Each ordered pair in the triangle corresponds to a single term being added. Each column corresponds to a particular value of \(n\), with \(n\) increasing to the right. Within each column, \(k\) goes from \(0\) up to \(n\).

The powers of \(x\) in our double sum are given by \(n+k\). If we draw in lines showing terms that have the same power of \(x\), it looks like this:

So let’s choose a new variable \(m\), defined by \(m = n + k\). We can see that we will have terms for every \(m \geq 0\). We will also keep the variable \(k\) for our other index, and substitute \(n = m - k\) to get rid of \(n\). In other words, instead of adding up the triangle by columns, we are going to add it up by diagonals.

Previously we had \(k \leq n\); substituting for \(n\) that now turns into \(k \leq m - k\).
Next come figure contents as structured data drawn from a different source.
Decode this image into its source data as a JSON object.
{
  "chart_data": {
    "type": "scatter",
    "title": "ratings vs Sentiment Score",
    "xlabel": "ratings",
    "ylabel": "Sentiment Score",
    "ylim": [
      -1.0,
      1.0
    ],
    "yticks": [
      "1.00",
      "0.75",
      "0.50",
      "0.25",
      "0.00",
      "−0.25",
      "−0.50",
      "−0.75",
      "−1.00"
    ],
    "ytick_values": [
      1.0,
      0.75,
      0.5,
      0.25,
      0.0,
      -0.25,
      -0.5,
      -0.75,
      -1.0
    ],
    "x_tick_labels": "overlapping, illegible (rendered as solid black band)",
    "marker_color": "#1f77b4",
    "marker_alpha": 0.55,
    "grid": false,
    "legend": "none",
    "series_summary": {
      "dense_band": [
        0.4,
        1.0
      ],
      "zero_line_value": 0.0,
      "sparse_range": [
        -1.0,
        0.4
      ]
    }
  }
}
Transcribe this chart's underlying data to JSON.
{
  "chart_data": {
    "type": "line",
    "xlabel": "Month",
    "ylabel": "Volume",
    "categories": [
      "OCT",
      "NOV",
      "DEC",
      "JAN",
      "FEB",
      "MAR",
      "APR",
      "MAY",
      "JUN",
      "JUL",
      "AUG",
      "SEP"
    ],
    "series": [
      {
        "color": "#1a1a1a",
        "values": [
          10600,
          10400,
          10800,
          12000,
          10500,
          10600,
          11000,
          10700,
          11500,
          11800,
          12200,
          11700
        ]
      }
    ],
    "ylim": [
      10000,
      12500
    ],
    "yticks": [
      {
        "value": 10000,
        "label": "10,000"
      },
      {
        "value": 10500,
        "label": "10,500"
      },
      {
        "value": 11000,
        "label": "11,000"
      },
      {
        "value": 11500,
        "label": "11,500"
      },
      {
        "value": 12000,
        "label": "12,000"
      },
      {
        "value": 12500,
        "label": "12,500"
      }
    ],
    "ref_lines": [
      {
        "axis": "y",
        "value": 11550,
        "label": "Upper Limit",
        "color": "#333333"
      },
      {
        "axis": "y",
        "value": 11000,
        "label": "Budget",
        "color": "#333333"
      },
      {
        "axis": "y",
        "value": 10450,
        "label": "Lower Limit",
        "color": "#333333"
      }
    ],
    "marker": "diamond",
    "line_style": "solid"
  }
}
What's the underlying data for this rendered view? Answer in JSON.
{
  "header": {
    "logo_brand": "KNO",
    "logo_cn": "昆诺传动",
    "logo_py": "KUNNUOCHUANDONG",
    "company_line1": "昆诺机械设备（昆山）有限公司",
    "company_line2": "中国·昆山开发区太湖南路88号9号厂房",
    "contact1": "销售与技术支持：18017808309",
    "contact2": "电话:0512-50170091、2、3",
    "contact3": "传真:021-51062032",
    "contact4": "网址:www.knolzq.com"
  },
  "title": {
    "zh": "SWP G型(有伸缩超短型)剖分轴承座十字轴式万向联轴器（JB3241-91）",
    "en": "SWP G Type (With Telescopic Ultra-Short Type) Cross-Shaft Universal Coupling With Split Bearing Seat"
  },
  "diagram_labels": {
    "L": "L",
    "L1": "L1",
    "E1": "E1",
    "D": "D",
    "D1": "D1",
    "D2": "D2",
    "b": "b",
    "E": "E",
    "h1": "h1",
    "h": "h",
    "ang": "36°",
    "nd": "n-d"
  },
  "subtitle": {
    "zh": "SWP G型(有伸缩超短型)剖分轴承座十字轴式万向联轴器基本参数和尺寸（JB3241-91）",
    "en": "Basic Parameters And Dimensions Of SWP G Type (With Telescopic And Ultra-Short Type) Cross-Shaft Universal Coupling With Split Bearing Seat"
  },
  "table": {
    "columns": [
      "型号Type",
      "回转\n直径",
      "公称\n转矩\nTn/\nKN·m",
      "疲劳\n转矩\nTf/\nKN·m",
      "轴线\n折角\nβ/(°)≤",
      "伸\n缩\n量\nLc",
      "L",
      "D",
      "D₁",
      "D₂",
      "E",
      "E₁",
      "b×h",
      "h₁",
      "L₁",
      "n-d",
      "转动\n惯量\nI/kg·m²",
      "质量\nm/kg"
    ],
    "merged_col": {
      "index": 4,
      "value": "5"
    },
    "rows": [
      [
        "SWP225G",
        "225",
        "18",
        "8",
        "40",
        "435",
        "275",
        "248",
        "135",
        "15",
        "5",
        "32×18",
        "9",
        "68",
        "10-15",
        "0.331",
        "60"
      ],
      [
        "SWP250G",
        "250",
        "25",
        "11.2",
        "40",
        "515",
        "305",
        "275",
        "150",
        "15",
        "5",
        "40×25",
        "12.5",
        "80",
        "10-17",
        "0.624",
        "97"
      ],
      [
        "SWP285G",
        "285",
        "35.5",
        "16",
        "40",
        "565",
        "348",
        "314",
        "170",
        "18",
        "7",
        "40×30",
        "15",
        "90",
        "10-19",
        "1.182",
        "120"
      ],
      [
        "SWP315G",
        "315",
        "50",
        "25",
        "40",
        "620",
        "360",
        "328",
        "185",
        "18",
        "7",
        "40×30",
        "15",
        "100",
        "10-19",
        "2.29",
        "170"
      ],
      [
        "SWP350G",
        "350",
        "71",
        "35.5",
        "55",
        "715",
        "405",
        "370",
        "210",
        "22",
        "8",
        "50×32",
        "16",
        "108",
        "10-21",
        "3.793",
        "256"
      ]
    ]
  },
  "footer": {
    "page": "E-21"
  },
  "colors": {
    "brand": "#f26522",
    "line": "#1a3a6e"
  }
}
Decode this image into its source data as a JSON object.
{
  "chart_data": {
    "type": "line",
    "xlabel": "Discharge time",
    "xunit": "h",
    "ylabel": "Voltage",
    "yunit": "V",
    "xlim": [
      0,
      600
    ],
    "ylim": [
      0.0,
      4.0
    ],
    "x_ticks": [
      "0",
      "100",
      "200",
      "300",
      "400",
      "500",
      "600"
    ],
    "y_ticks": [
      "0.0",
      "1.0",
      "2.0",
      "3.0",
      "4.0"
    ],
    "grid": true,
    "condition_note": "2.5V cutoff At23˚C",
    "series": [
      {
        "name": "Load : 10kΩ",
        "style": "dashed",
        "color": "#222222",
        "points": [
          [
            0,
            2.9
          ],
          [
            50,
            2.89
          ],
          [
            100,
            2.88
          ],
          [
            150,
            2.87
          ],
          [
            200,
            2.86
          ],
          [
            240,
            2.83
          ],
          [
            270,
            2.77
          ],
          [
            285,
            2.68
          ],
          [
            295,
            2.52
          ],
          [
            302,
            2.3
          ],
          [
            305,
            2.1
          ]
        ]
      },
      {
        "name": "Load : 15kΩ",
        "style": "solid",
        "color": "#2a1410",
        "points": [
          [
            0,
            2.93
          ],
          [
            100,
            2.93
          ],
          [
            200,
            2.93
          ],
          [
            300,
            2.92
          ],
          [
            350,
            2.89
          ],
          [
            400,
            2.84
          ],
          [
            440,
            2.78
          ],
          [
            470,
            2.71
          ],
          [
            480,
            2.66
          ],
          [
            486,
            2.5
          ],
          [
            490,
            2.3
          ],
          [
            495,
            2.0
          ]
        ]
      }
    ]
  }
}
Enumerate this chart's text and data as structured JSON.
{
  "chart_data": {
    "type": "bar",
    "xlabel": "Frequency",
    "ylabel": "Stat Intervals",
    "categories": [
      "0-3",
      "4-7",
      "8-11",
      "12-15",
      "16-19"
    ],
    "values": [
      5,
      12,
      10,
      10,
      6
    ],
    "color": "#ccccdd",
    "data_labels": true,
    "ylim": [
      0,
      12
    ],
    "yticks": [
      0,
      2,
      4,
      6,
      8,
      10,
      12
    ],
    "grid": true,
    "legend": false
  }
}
Adding \(k\) to both sides and dividing by \(2\) yields \(k \leq \lfloor m/2 \rfloor\) (we can round down since \(k\) is an integer). Looking at the diagram above, this makes sense: the height of each diagonal line is indeed half its index. Rewriting our indices of summation and substituting \(m - k\) for \(n\), we now have:

\(\begin{array}{rcl}\displaystyle \sum_{n \geq 0} \sum_{k=0}^n \frac{1}{n!} \binom{n}{k} \frac{x^{n+k}}{2^k} &=& \displaystyle \sum_{m \geq 0} \sum_{k=0}^{\lfloor m/2 \rfloor} \frac{1}{(m-k)!} \binom{m-k}{k} \frac{x^m}{2^k} \\[1em] &=& \displaystyle \sum_{m \geq 0} \sum_{k=0}^{\lfloor m/2 \rfloor} \frac{1}{k!(m-2k)!} \frac{x^m}{2^k} \\[1em] &=& \displaystyle \sum_{m \geq 0} \frac{x^m}{m!} \sum_{k=0}^{\lfloor m/2 \rfloor} \frac{m!}{k!(m-2k)!2^k} \end{array}\)

And hey, look at that! The coefficient of \(x^m/m!\) is exactly what we previously came up with for \(T_m\). Math works!